The golem’s usual tip was a fifty-pound note.
The Agency’s budget was big.
The postman mounted his bicycle and pedalled away with a backward cry of, “Bonne chance!” in his phoney accent. Why was the fellow always satirising the French like that?
The golem couldn’t really understand it, but he was grateful for the regular reminder that the French use weird words to communicate and must therefore be horrid people.
Since the professor had died, it had become appallingly easy to forget how bad the French were, to actually start thinking they had good writers and film-makers. Twisthorn lived in constant fear he would become a fan of Cocteau if he wasn’t careful!
Or if not Cocteau then Godard or Besson!
Constant self-discipline was essential to protect himself against these perverted urges. Twisthorn believed himself strong enough to laugh and spit at temptation, or do something worse in its face if necessary. Never would it be said that Cherlomsky’s golem had gone soft. Nobody would ever call him Mellow Bellow!
He pursed his lips, turned his attention to the parcel, ran the standard security checks on it. The sniffer croaked a warning. The contents had the odour of wine, it reported, but not French wine. Prussian! Twisthorn took it to the X-ray scanner and adjusted the controls. Some kind of cybernetic bird flying about inside the box.
Before he could drop it down the incinerator chute, the parcel opened itself from within. The bird wasn’t a bird. Its wings weren’t wings. It had the body of a corkscrew and massive hands, hands so large they doubled as aerofoils. Then it sniggered.
“My name is Enid Hans. I have hands that can grip and gesture and do other things. They can scoop canals from baked soil. What chance does a paltry golem stand against me?”
“Try it and see,” sneered Twisthorn.
With a croak, Enid Hans rose up high, flapped around the room, then swooped at the golem’s neck.
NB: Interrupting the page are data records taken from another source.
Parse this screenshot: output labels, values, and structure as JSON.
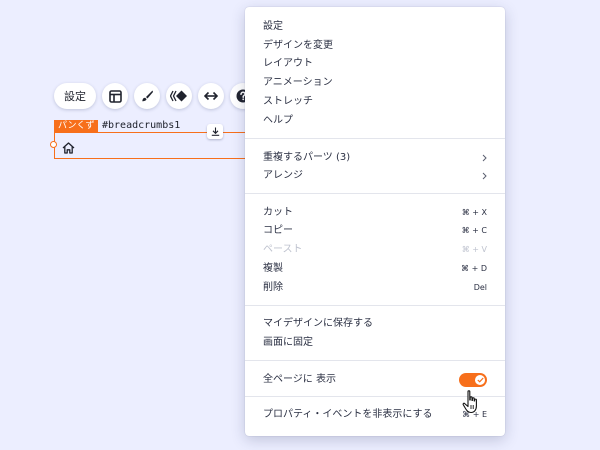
{
  "toolbar": {
    "settings_label": "設定",
    "buttons": [
      {
        "icon": "layout-icon"
      },
      {
        "icon": "brush-icon"
      },
      {
        "icon": "animation-icon"
      },
      {
        "icon": "stretch-icon"
      },
      {
        "icon": "help-icon"
      }
    ]
  },
  "component": {
    "tag": "パンくず",
    "id": "#breadcrumbs1"
  },
  "menu": {
    "group1": [
      "設定",
      "デザインを変更",
      "レイアウト",
      "アニメーション",
      "ストレッチ",
      "ヘルプ"
    ],
    "group2": [
      {
        "label": "重複するパーツ (3)"
      },
      {
        "label": "アレンジ"
      }
    ],
    "group3": [
      {
        "label": "カット",
        "shortcut": "⌘ + X",
        "disabled": false
      },
      {
        "label": "コピー",
        "shortcut": "⌘ + C",
        "disabled": false
      },
      {
        "label": "ペースト",
        "shortcut": "⌘ + V",
        "disabled": true
      },
      {
        "label": "複製",
        "shortcut": "⌘ + D",
        "disabled": false
      },
      {
        "label": "削除",
        "shortcut": "Del",
        "disabled": false
      }
    ],
    "group4": [
      "マイデザインに保存する",
      "画面に固定"
    ],
    "show_all_pages": {
      "label": "全ページに 表示",
      "enabled": true
    },
    "hide_props": {
      "label": "プロパティ・イベントを非表示にする",
      "shortcut": "⌘ + E"
    }
  },
  "colors": {
    "accent": "#f76f1b",
    "background": "#eceeff"
  }
}
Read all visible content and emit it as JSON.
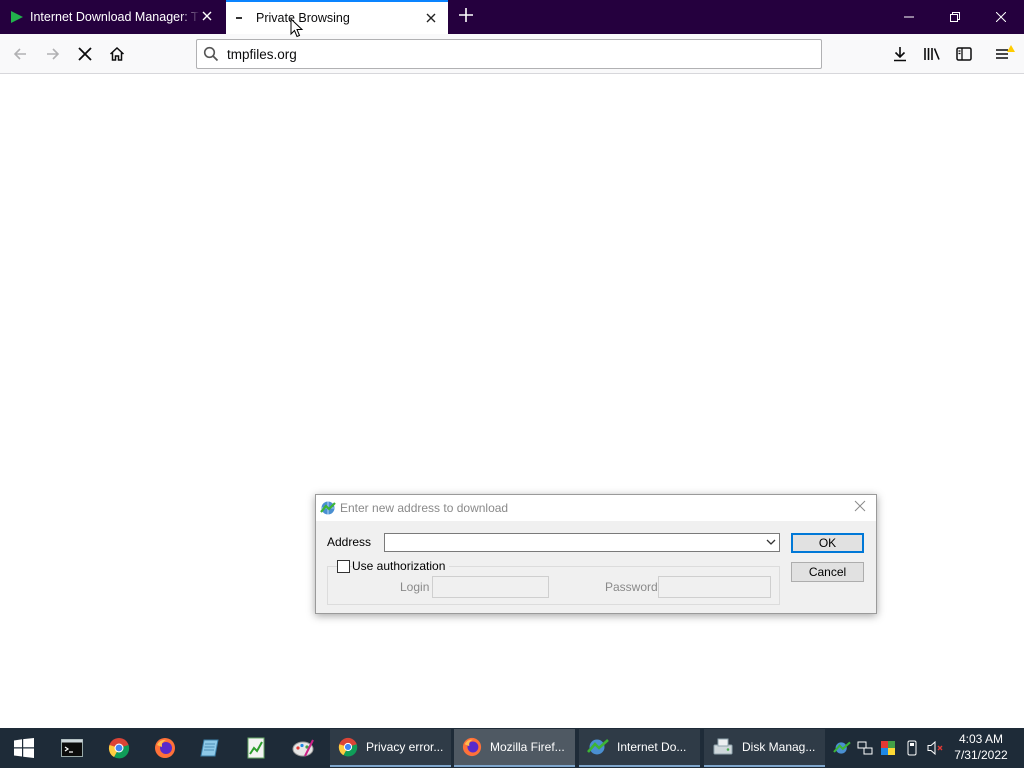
{
  "browser": {
    "tabs": [
      {
        "title": "Internet Download Manager: Th",
        "icon": "idm-arrow-icon",
        "active": false
      },
      {
        "title": "Private Browsing",
        "icon": "private-dot-icon",
        "active": true
      }
    ],
    "url": "tmpfiles.org"
  },
  "dialog": {
    "title": "Enter new address to download",
    "address_label": "Address",
    "address_value": "",
    "use_auth_label": "Use authorization",
    "login_label": "Login",
    "password_label": "Password",
    "ok_label": "OK",
    "cancel_label": "Cancel"
  },
  "taskbar": {
    "apps": [
      {
        "title": "Privacy error...",
        "icon": "chrome-icon"
      },
      {
        "title": "Mozilla Firef...",
        "icon": "firefox-icon",
        "active": true
      },
      {
        "title": "Internet Do...",
        "icon": "idm-icon"
      },
      {
        "title": "Disk Manag...",
        "icon": "disk-management-icon"
      }
    ],
    "clock": {
      "time": "4:03 AM",
      "date": "7/31/2022"
    }
  },
  "colors": {
    "tabstrip": "#25003e",
    "accent": "#0a84ff",
    "taskbar": "#1e2b38"
  }
}
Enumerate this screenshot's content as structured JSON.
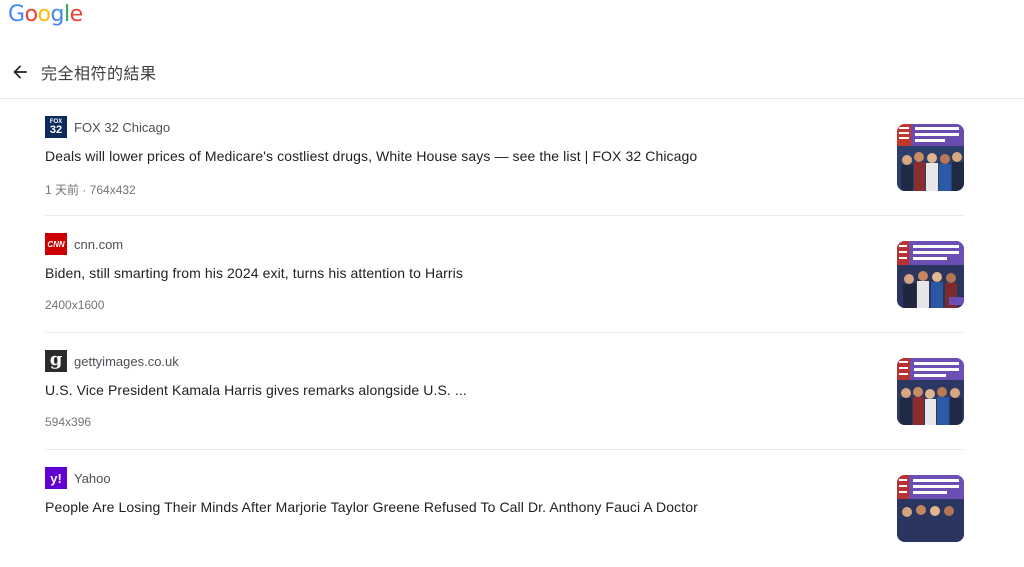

The fingers of a gloved hand closed around a clay throat and squeezed. Twisthorn was astonished to feel his windpipe distorting under the pressure.
Although he didn’t need to breathe, he would suffocate in principle if he couldn’t remove his assailant. Asphyxiating like that might leave him alive but would stain his honour.
“Is this all you can do?” he defiantly gasped.
“No,” said Enid Hans, “for in emergencies I can also uncork bottles of wine. More sociable that way!”
Twisthorn wasn’t powerful enough to dislodge his assassin, but then it occurred to him that guile might be a substitute weapon. The guile needed to be rapid guile, turbo-guile, if he stood any chance of getting free before official unconsciousness set in!
Otherwise he would be forced to collapse and turn green in the face just to satisfy the rules of strangulation . . .
And he didn’t feel like doing that. Too degrading!
“Nearly there,” said Enid Hans.
“Wait!” Twisthorn hissed with difficultly. “Look at my single horn on the top of my head. What shape is it? A corkscrew! Yes. So we’re kindred spirits, brothers of the helix!”
Enid relaxed his grip slightly. “Really?”
“What other explanation is there? If I ever approach a wine bottle huge enough I’ll open it too. With my head! Doesn’t that prove we’re the same kind, at least on the rotary and extraction levels? I think so! I even second my own opinion on the issue!”
Enid Hans let go and flew in a circle.
“Friends! Let’s be friends! I’m so happy to have met you, my screwed-up brother! So pleased that . . . ”
But Twisthorn was running for his swordstick, for the kpinga leaning against the far wall, and he snatched it up and hurled it over his shoulder with a fluidity that belied his stiff composition. But Enid Hans was more than a match for the golem’s reactions. He darted out of the way just as a new civilian staff member entered to see what was making the crunching and gasping noise. One of the blades sliced through half his neck and his head fell over on a hinge of flesh like a pedal-bin lid. Enid Hans instantly flapped for the open door.